Now it’s the woman on the settee with a candle, holding tight to the girls in her mind. The carrots lie beneath a smaller tree, a motif tree, not the magnificent trees of childhood or marriage. But a just-enough-tree in the corner, still bringing light to her world.

It would be bedtime soon for the woman and the candle. Curling up once more, she’d hold all her Christmases tight in her arms.

And in the morning they’d parade around her, spinning, twirling, laughing in delight.

But for now she would blow out the candle, and watch the endless sky.

Maybe, just maybe she’d see something dart across it, a flash of light, a sparkle like the footprints that she left. The girls who lived in the woman, the woman who was made of the girls, who still believed.

Bed time, sleep time, they whispered to each other. Nearly time to put on the show again.

Window World

And it became a birdsong kind of day. It opened and they woke to tiny throats vibrating, chirping louder than they’d heard before. And there it was, the sun beating brighter and sparrows hopped.

They paused on car roofs and looked around, then darted zig zags in the air and found a branch. Branches that quivered and they waited for the sounds.

But the sounds didn’t come. The rush grumble roar of wheels on road didn’t happen and blackbirds watched, they cocked their heads on one side and scoured the ground for food.
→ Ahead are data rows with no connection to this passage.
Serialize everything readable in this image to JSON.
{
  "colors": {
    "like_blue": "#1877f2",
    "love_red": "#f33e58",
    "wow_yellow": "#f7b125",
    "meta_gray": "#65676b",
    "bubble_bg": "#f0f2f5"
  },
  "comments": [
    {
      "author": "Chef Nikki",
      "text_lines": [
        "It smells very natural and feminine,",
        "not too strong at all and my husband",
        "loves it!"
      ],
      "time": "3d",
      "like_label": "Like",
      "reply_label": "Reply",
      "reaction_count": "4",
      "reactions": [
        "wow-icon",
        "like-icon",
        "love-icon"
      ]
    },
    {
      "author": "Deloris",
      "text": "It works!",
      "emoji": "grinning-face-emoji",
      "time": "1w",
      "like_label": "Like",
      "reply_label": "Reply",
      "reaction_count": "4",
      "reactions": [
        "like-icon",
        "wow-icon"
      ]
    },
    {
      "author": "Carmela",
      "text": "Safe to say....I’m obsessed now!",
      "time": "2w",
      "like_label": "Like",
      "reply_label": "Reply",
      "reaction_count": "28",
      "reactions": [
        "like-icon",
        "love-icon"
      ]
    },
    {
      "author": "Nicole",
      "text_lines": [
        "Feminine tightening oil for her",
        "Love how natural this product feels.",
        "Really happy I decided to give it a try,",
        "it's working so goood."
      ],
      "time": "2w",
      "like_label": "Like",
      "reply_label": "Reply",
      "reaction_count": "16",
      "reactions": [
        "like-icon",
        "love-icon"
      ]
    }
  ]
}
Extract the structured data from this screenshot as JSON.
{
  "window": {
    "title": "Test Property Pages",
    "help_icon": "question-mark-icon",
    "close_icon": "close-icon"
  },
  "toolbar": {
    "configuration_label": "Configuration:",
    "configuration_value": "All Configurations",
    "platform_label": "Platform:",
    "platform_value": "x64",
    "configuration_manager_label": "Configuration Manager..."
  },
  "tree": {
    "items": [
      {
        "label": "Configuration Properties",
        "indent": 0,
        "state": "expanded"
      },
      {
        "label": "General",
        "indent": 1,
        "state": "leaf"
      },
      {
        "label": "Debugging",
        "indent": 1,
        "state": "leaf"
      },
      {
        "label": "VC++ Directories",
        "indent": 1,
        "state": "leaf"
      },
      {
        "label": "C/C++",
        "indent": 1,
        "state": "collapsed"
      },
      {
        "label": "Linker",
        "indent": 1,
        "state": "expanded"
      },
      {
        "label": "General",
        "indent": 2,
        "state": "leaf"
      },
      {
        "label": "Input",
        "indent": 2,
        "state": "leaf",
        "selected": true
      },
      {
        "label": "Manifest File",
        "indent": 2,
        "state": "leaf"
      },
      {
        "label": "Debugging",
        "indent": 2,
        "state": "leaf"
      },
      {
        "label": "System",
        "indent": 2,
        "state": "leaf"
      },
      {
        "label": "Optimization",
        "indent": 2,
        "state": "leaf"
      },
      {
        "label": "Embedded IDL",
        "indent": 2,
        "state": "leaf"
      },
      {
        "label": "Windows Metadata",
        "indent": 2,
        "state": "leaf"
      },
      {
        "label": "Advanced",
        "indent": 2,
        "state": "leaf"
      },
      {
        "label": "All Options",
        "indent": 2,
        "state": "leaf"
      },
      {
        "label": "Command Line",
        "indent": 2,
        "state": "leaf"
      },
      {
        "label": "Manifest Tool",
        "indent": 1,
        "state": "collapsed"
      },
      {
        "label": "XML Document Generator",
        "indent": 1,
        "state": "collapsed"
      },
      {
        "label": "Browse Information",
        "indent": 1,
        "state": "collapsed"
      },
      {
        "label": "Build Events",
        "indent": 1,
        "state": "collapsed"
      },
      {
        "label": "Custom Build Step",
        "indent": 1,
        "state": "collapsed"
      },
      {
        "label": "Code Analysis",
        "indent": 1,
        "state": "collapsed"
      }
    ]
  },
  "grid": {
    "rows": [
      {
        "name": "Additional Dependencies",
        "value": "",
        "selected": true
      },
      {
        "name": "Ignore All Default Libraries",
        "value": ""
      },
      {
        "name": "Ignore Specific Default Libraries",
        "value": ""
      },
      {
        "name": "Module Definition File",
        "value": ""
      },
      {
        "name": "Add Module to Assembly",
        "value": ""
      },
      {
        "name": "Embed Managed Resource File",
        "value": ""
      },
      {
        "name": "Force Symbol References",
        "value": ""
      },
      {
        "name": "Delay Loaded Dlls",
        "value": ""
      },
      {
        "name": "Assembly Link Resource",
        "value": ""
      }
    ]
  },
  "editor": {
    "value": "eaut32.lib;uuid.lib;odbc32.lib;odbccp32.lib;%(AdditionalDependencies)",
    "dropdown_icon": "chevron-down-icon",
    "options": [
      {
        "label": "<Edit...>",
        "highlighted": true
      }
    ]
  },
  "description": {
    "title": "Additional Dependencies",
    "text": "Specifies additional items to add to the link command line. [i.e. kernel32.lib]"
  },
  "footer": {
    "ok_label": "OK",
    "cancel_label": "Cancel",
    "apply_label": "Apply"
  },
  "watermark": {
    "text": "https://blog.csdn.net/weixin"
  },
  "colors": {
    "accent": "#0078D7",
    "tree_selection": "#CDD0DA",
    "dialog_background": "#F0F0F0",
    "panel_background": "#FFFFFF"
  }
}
They found seeds in the un trampled grass and filled their bellies in the way they used to do before the people came, in the sweet silence before the muck and dust, and they sang out. Hard tallons scratted up and down the rooves, leaves stretched out, wet and new and morning opened.

The birds reclaimed the town, they darted, scattered in the photons, unhindered, untethered, their voices spiralled up in silent air.

There were faces at the grime stained windows but the birds still flew.